On Thu, Mar 20, 2003 at 03:26:35PM -0500, bdragon@gweep.net wrote:
If someone can identify what you are actually seeing, I'll check into it. If you are experiencing drops or slow traces, only through the core, there is an issue with excessive de-prioritization of ICMP control message with a particular router type (vendcor) in the core. End to end data flow has not seemed to be affected but trace and ping core latencies are looking very wierd. I've been asking customers to use trace only for path detail and to use end to end ping for any performance data.=20
Yes, the core is MPLS enabled. Diffserv acted on only at the edges though.=20
Michelle
It could certainly be customers who have broken themselves. I've heard lots of stories about people who do PMTUD but simultaneously filter ICMP Can't Frag messages.
As soon as the Path MTU drops below whatever their local box is (usually 1500) they "break" although due to their own screwed up config.
Since MPLS adds additional overhead, dropping the MTU, I'ld seriously consider this as a possible reason.
Speaking very generally and not about any one specific network, this is likely to not be the issue.
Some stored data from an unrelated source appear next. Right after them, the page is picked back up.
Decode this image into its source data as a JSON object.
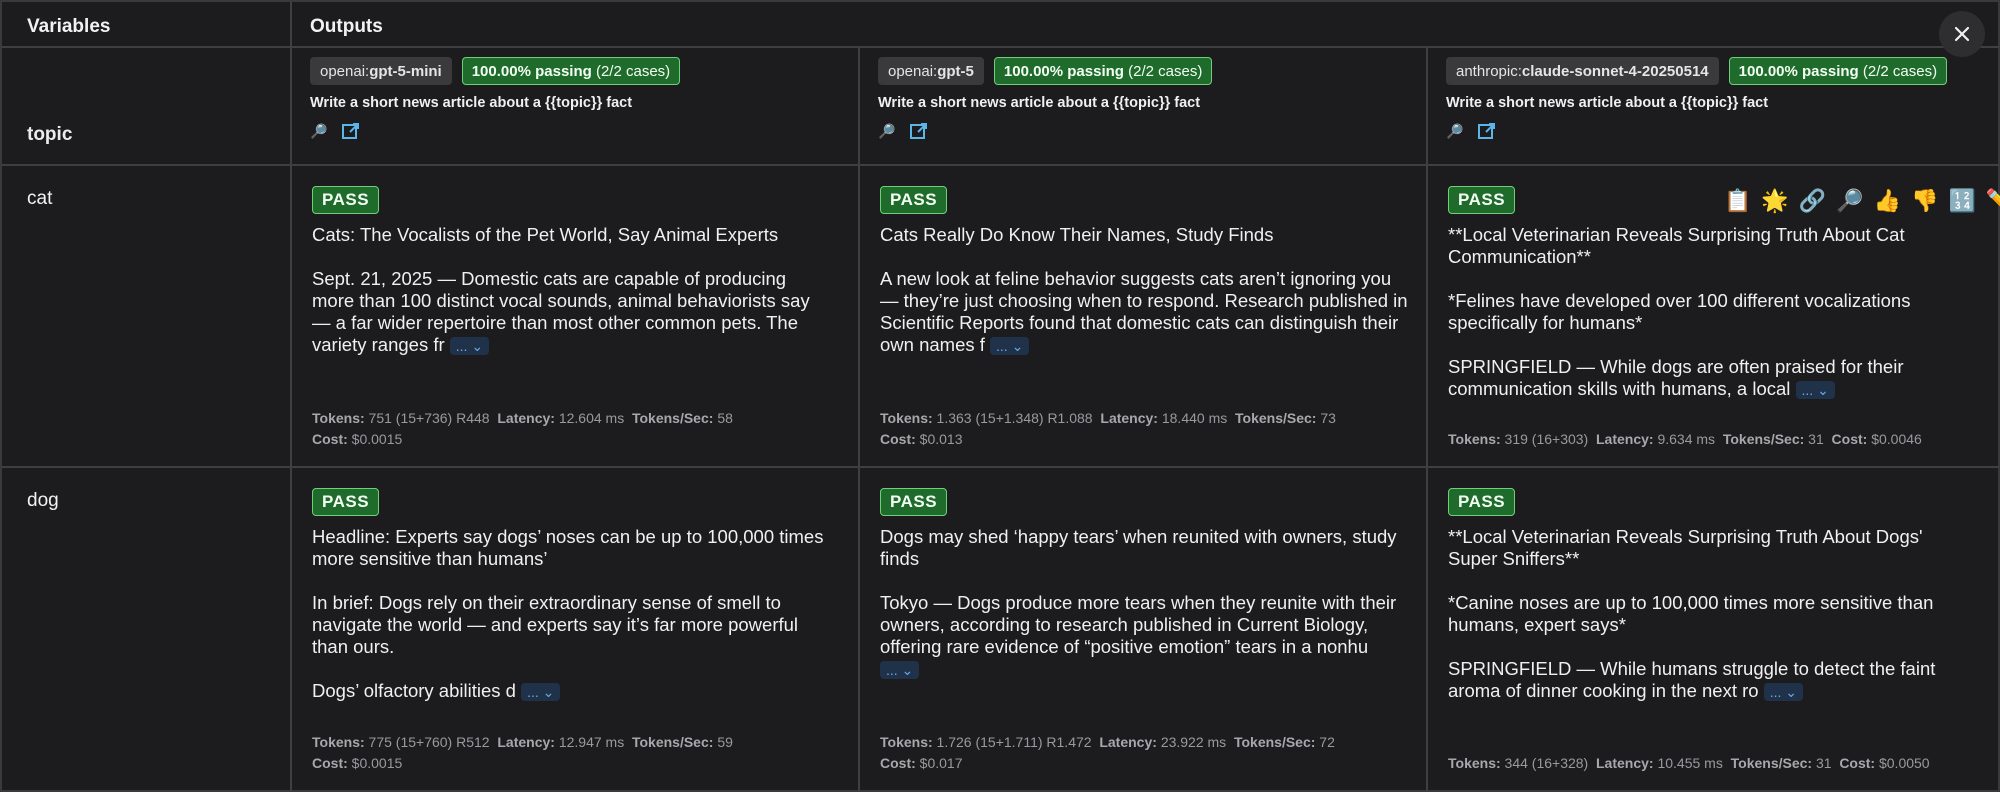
{
  "header": {
    "variables": "Variables",
    "outputs": "Outputs",
    "topic": "topic"
  },
  "columns": [
    {
      "provider": "openai:",
      "model": "gpt-5-mini",
      "passing_pct": "100.00% passing",
      "passing_cases": "(2/2 cases)",
      "prompt": "Write a short news article about a {{topic}} fact"
    },
    {
      "provider": "openai:",
      "model": "gpt-5",
      "passing_pct": "100.00% passing",
      "passing_cases": "(2/2 cases)",
      "prompt": "Write a short news article about a {{topic}} fact"
    },
    {
      "provider": "anthropic:",
      "model": "claude-sonnet-4-20250514",
      "passing_pct": "100.00% passing",
      "passing_cases": "(2/2 cases)",
      "prompt": "Write a short news article about a {{topic}} fact"
    }
  ],
  "rows": [
    {
      "var": "cat",
      "cells": [
        {
          "badge": "PASS",
          "text": "Cats: The Vocalists of the Pet World, Say Animal Experts\n\nSept. 21, 2025 — Domestic cats are capable of producing more than 100 distinct vocal sounds, animal behaviorists say — a far wider repertoire than most other common pets. The variety ranges fr",
          "more": "... ⌄",
          "tokens_label": "Tokens:",
          "tokens": "751 (15+736) R448",
          "latency_label": "Latency:",
          "latency": "12.604 ms",
          "tps_label": "Tokens/Sec:",
          "tps": "58",
          "cost_label": "Cost:",
          "cost": "$0.0015"
        },
        {
          "badge": "PASS",
          "text": "Cats Really Do Know Their Names, Study Finds\n\nA new look at feline behavior suggests cats aren’t ignoring you — they’re just choosing when to respond. Research published in Scientific Reports found that domestic cats can distinguish their own names f",
          "more": "... ⌄",
          "tokens_label": "Tokens:",
          "tokens": "1.363 (15+1.348) R1.088",
          "latency_label": "Latency:",
          "latency": "18.440 ms",
          "tps_label": "Tokens/Sec:",
          "tps": "73",
          "cost_label": "Cost:",
          "cost": "$0.013"
        },
        {
          "badge": "PASS",
          "text": "**Local Veterinarian Reveals Surprising Truth About Cat Communication**\n\n*Felines have developed over 100 different vocalizations specifically for humans*\n\nSPRINGFIELD — While dogs are often praised for their communication skills with humans, a local",
          "more": "... ⌄",
          "tokens_label": "Tokens:",
          "tokens": "319 (16+303)",
          "latency_label": "Latency:",
          "latency": "9.634 ms",
          "tps_label": "Tokens/Sec:",
          "tps": "31",
          "cost_label": "Cost:",
          "cost": "$0.0046"
        }
      ]
    },
    {
      "var": "dog",
      "cells": [
        {
          "badge": "PASS",
          "text": "Headline: Experts say dogs’ noses can be up to 100,000 times more sensitive than humans’\n\nIn brief: Dogs rely on their extraordinary sense of smell to navigate the world — and experts say it’s far more powerful than ours.\n\nDogs’ olfactory abilities d",
          "more": "... ⌄",
          "tokens_label": "Tokens:",
          "tokens": "775 (15+760) R512",
          "latency_label": "Latency:",
          "latency": "12.947 ms",
          "tps_label": "Tokens/Sec:",
          "tps": "59",
          "cost_label": "Cost:",
          "cost": "$0.0015"
        },
        {
          "badge": "PASS",
          "text": "Dogs may shed ‘happy tears’ when reunited with owners, study finds\n\nTokyo — Dogs produce more tears when they reunite with their owners, according to research published in Current Biology, offering rare evidence of “positive emotion” tears in a nonhu",
          "more": "... ⌄",
          "tokens_label": "Tokens:",
          "tokens": "1.726 (15+1.711) R1.472",
          "latency_label": "Latency:",
          "latency": "23.922 ms",
          "tps_label": "Tokens/Sec:",
          "tps": "72",
          "cost_label": "Cost:",
          "cost": "$0.017"
        },
        {
          "badge": "PASS",
          "text": "**Local Veterinarian Reveals Surprising Truth About Dogs' Super Sniffers**\n\n*Canine noses are up to 100,000 times more sensitive than humans, expert says*\n\nSPRINGFIELD — While humans struggle to detect the faint aroma of dinner cooking in the next ro",
          "more": "... ⌄",
          "tokens_label": "Tokens:",
          "tokens": "344 (16+328)",
          "latency_label": "Latency:",
          "latency": "10.455 ms",
          "tps_label": "Tokens/Sec:",
          "tps": "31",
          "cost_label": "Cost:",
          "cost": "$0.0050"
        }
      ]
    }
  ],
  "actions": [
    "📋",
    "🌟",
    "🔗",
    "🔎",
    "👍",
    "👎",
    "🔢",
    "✏️"
  ],
  "icons": {
    "search": "🔎",
    "external": "external-link-icon",
    "close": "close-icon"
  }
}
MPLS leads to problems on Ethernet, but I've seen no problems in anything other than Eth/FE. GigE and POS haven't had the same issue; for one, default POS MTU is ~4k, which is more than enough to hold packets from hosts that assume 576 or 1500, and PMTU over an MPLS network takes the MPLS label stack size into account when doing discovery. Also, some implementations have framers that can accept a packet that's actually MTU+(N*4), where N is typically no more than 4, and more likely 2. And I think I can say without breaking any confidentially agreements that AT&T's backbone Probably Isn't (nudge nudge wink wink) made up of scads and scads of 10/100Mb links everywhere. :) The biggest problem you can have with MPLS is if you have customers who are connected at 4k or 9k or what have you, and who don't do PMTUD; I've not seen this come up as a real operational issue. .02 eric
The major problems are: 1) identifying broken customers 2) convincing customers that they are broken when they "haven't changed anything" 3) getting them to actually change
Some folks just put off the problem until later by moving to MTUs > 1500. The only benefit to this is that hopefully when the customer next breaks it is as a direct result of them having "changed something" which gets you over the hurdle of convincing some person that their filtering of all ICMP isn't just stupid, but is also broken.